03/06/13

Today, my mentor taught me how to denature a given sample. Of the steps that I had to do last week and the week before that, this process proved to be the easiest. First, I was told to add a certain measurement of a DNA sample and a certain amount of the formamide mixture. Formamide is a denaturing agent. In addition, my mentor instructed me to add a parcel of fluorescent dye—important for locating the DNA when run through by the electrophoresis capillary machine. (In my case, I added 2 microliters of DNA and dye and 16 microliters of formamide. After creating this mixture in one vial and wrapping it securely with film, I inserted it into water that was heated to a temperature of 95 degrees Celsius for approximately five minutes. While that was taking place, I went downstairs and got a beaker of ice, which would be needed to cool the heated sample. This last process would take 15 minutes in total.

Looking at the big picture, this fits in with the whole concept of capillary electrophoresis as only then will scientists be able to obtain the best accuracy and precision in sizing the results.

03/27/13

Last Wednesday, my mentor tasked me with the usual routine with preparing samples for her to test in the capillary machine. Rather than starting with a new chemical substance however, she had me use the buffer I made the week before as one of the components that make up the sample. After doing the calculations—which are each week getting progressively easier for me to accomplish,— I measured out the required amount of each substance and combined it into one test tube. Knowing that 1000 microliters is equal to 1 milliliter, I made the needed conversions and adjusted the pipettes accordingly. After about one hour, I had my final product: 3 vials and in it, 0.1M, 0.05, and 0.14M of Na₂P₂O₇ respectively.

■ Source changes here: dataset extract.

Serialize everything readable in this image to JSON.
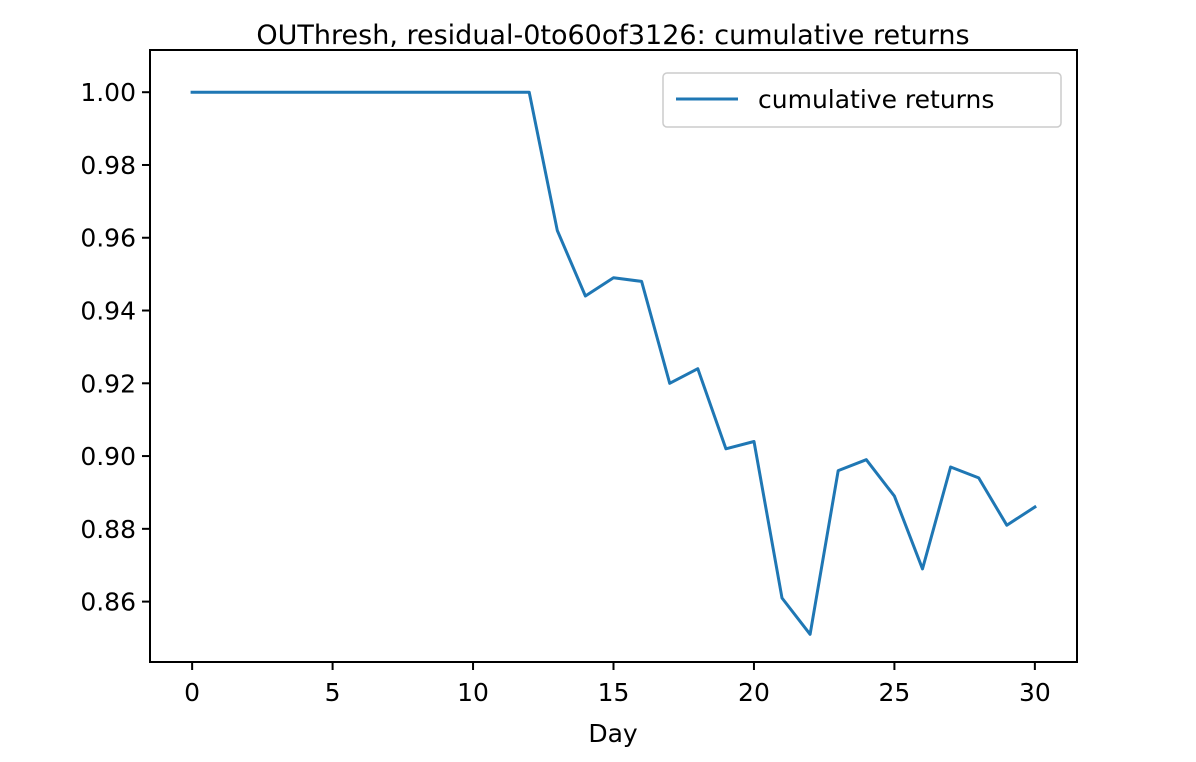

While the process mentioned thus far was repetitive of that of what I did last week, what came after proved to be somewhat different. Yolanda (my mentor) guided me in adjusting the pH of the samples that I made to that of 7. Although we had briefly talked about this process a week prior—during which I had thought it was simply a trial-and-error procedure—I found it to be far more complicated. Due to the fact that one can’t take out the added liquid (which is used to either make the sample more acidic or basic) once inserted, I had to be very precise with my guesstimations so that I don’t ruin the sample that I had spent creating for the past hour. Because my mentor is more of a “what do you think you are supposed to do” type of person more so than a “here is how you do it” type, I was even more nervous as I did not want to disappoint with a process which was, to her, like counting the alphabet. First I added a medium portion of the other acidic and basic fluids that she prepared before, and based on the change in pH I either doubled or lessened the next amount. After the first two samples however, I quickly attained the feel of the steps and by the third vial, I completed it without her help.

Although the steps I carried out today was similar to that of last weeks, it was not the exact same process. When last week I prepared two buffers, this week, using the very buffers, I created 3 samples, each a mixture of different concentrations of various ingredients. As of now, I have learned how to prepare buffers, measure the pH level of buffers, prepare samples, and achieve a particular pH value for that particular sample. This coming Wednesday, I am curious as to what I will be doing and hopefully sometime soon, my mentor will use the products I created and run them through the capillary machine!